Partial least squares regression

A technique that reduces the predictors to a smaller set of uncorrelated components and performs least squares regression on these components, instead of on the original data. Partial least squares (PLS) is particularly useful when your predictors are highly collinear, or when you have more predictors than observations and ordinary least squares regression either produces coefficients with high standard errors or fails completely.

PLS is primarily used in the chemical, drug, food, and plastic industries. A common application is to model the relationship between spectral measurements (NIR, IR, UV), which include many variables that are often correlated with one another, and chemical composition or other physio-chemical properties. In PLS, the emphasis is on developing predictive models. For this reason, PLS is not usually used to screen out variables that are not useful in explaining the response.

PLS can calculate as many components as there are predictors; often, cross-validation is used to identify the smaller set of components that provide the greatest predictive ability. If you calculate all possible components, the resulting model is equivalent to the model you would obtain using least squares regression.
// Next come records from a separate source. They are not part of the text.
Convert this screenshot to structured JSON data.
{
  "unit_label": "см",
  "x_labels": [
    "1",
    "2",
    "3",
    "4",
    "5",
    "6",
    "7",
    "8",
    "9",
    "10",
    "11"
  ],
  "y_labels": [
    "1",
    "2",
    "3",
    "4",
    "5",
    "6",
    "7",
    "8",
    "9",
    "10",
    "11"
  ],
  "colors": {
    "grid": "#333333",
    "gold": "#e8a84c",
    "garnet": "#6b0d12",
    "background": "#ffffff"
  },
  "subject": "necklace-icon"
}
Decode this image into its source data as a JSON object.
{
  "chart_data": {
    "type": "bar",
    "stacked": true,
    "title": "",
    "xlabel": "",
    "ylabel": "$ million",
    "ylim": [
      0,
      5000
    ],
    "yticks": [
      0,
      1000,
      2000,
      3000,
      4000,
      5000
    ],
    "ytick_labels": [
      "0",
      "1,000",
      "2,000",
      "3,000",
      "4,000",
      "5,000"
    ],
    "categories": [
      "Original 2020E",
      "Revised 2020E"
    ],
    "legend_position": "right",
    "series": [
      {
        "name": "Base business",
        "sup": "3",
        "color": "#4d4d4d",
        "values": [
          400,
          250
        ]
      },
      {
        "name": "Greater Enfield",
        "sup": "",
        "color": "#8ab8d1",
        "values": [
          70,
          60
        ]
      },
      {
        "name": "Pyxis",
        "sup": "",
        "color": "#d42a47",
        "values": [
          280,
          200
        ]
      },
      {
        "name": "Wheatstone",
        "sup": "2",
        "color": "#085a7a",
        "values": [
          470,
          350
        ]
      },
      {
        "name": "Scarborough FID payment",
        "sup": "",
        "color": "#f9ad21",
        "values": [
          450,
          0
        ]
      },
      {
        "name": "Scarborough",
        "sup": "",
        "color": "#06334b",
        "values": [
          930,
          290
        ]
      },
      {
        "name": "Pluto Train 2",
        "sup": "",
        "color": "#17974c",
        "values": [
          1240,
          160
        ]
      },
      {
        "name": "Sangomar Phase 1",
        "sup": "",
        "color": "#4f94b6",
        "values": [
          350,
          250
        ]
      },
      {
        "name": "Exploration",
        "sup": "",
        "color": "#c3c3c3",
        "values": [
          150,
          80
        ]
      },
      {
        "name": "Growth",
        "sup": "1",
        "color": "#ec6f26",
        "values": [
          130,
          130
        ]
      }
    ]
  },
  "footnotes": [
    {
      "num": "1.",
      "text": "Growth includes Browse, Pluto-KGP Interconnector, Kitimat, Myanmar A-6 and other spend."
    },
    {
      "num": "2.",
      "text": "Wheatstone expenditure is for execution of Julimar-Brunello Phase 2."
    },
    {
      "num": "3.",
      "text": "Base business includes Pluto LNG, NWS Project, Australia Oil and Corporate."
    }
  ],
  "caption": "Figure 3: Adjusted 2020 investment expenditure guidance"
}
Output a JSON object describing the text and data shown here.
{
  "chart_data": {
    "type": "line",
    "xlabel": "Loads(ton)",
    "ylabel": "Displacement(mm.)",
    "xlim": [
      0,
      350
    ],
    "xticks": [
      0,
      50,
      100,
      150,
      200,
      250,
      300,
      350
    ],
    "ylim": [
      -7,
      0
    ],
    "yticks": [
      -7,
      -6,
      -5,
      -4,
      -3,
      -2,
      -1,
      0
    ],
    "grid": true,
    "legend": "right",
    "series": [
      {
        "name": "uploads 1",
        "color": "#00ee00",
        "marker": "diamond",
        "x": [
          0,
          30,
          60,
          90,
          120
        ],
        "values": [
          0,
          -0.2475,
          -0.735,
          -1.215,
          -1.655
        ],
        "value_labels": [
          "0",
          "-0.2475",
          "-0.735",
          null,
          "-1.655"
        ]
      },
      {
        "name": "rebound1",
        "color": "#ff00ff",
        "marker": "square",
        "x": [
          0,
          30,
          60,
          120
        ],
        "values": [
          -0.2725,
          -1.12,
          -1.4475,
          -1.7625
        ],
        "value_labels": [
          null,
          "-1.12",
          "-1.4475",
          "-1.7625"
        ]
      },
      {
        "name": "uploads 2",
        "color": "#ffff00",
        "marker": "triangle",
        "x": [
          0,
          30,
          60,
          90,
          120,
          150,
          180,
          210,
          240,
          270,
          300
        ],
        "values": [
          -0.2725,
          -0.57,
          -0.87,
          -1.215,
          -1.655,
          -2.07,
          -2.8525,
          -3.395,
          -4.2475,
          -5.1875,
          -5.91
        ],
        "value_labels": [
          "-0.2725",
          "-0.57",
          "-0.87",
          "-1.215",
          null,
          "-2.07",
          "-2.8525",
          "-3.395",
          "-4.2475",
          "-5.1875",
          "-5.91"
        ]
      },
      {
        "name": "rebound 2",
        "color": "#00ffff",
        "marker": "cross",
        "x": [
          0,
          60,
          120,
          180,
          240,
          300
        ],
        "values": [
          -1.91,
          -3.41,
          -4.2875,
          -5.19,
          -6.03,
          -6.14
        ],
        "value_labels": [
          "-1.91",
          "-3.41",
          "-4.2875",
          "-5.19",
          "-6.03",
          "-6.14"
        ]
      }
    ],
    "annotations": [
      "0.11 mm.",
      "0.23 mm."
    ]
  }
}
In PLS, components are selected based how much variance they explain in the predictors and between the predictors and the response(s). If the predictors are highly correlated, or if a smaller number of components perfectly model the response, then the number of components in the PLS model may be much less than the number of predictors.

Unlike least squares regression, PLS can fit multiple response variables in a single model. Because PLS models the responses in a multivariate way, the results may differ significantly from those calculated for the responses individually. Include multiple responses in a single model only if the responses are correlated; if not, fit a separate model for each response.